Another: "She forced back her tears, ate the wing of a chicken and a roll, and removed her ragged chemise, stained by the hemorrhages."

And at 7 am, when it's time to prepare for the scaffold? "She asked for a cup of chocolate and bread called mignonette which was brought in from a neighboring café."

Not likely. Rosalie, though--Rosalie recounts her conversation with a woman clearly on her way to death:
"Madame, you ate nothing at supper yesterday and scarcely anything all day. What can I bring you this morning?"
"I need nothing to eat, child--my life is over."
"Please, Madame, you must eat something; I have kept warm upon the hob some soup and vermicelli. Let me bring it to you."
"Very well, Rosalie, bring me the soup."

She swallowed a few spoonfuls of broth. The vermicelli went uneaten.

And so I find it very sweet that the incomparable chef Marie-Antoine Carême, named at birth after this ill-fated woman just nine years before she was guillotined, would memorialize the soup of her last days in his own recipe books--certainly improving the broth that she was actually fed; indeed, stuffing it with carbs, as if, in retrospect, to strenghthen her for that tough climb to the scaffold. Of course it takes about four hours to prepare. What else would you expect from Carême?

VERMICELLI SOUP: Carême's idea of The Last Meal of Queen Marie Antoinette Before Her Execution (for 6)

  • 1 whole fowl (4-5 pounds)
    NOTE: do not use any beef bones in the broth or to clarify the soup
  • 3 quarts cold water
  • 6 stalks celery, with leaves
  • 1 small onion, chopped
  • 1/2 cup scrubbed and chopped carrots
  • 1 bay leaf
  • 6 sprigs parsley
  • salt and pepper, to taste

  • 3 egg whites and their crumpled shells

  • 12 ounces fine soup noodles
  • 2 cups peas (or asparagus, sliced on the diagonal) blanched to a fine green with a little sugar
Garnish: blanched chervil or Italian parsley

Fill a large pot with the cold water, add the fowl, celery, onion, carrots, bay leaf, and parsley, and bring to a simmer over low heat, skimming as necessary. Simmer, uncovered, for 3 hours. Strain through dampened cheesecloth, season to taste, and cool (you can cheat with ice cubes to cool the broth).

Clarify the cool broth by whisking the egg whites and stirring them and their shells into it, then heating over very low heat just to a simmer. The eggs whites will bring all the impurities to the top in a foamy crust--do not skim! Just let the crust form and continue to simmer for 10-15 minutes. Push the foam to one side and carefully ladle the crystal clear broth through dampened cheesecloth. Let this beautiful broth cool, uncovered.

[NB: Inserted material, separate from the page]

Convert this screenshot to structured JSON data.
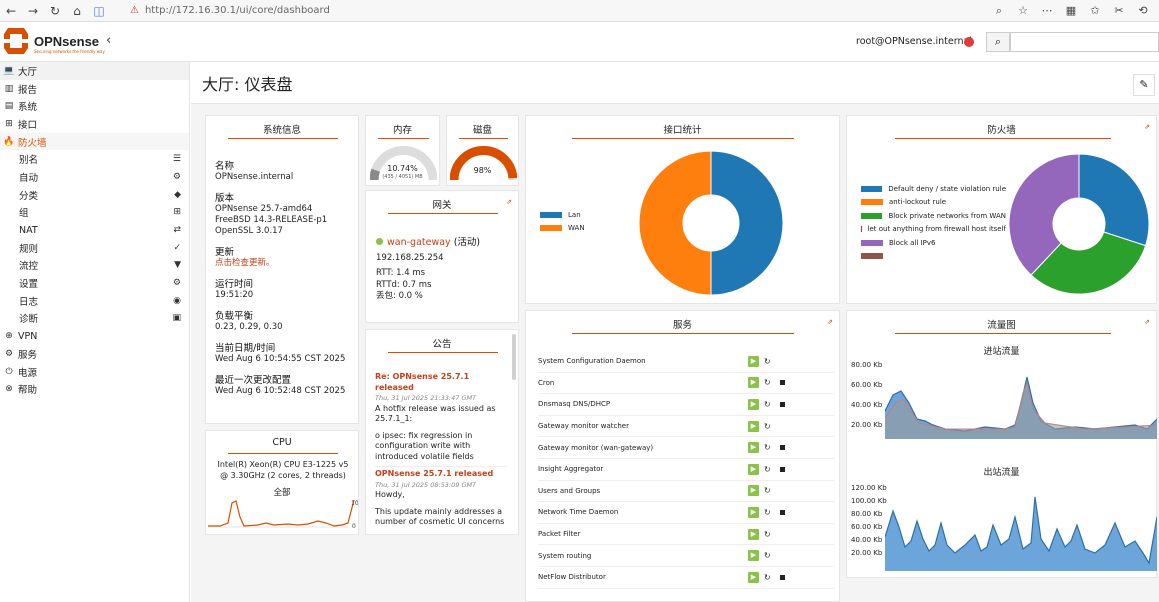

When you are ready to finalize the soup for serving, bring the broth to a boil, stir in the pasta, then reduce heat and simmer for about 25 minutes. To serve, ladle the soup into consomme cups (preferably two-handled), sprinkle with the blanched peas or asparagus, and garnish with a chervil or parsley leaf.

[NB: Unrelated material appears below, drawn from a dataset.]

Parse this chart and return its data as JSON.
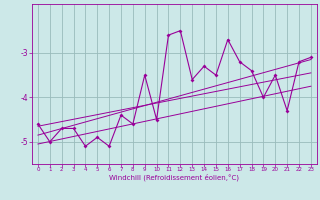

Whether you drink this fine soup to stimulate your appetite before a fine meal or to bring yourself back to health, I hope you will remember with compassion the words this poor woman wrote three years before her death: "Oh my God, if we have committed faults, we have certainly expiated them." Requiscat in pace, Marie Antoinette.

Best regards,
Pat Solley
www.soupsong.com

Resources: Hilaire Belloc's Marie Antoinette, Madame Campan, her Lady in Waiting's Memoir's of Marie Antoinette, Carolly Erickson's To The Scaffold: The Life of Marie Antoinette, Evelyn Farr's Marie Antoinette and Count Fersen, Antonia Fraser's Marie Antoinette: The Journey, Joan Haslip's Marie Antoinette, Ian Kelly's Cooking for Kings: The Life of Antonin Carême, Evelyn Lever's Marie Antoinette: The Last Queen of France, Maxime de la Rocheterie's The Life of Marie Antoinette, Desmond Seward's Marie Antoinette, and Stefan Zweig's Marie Antoinette.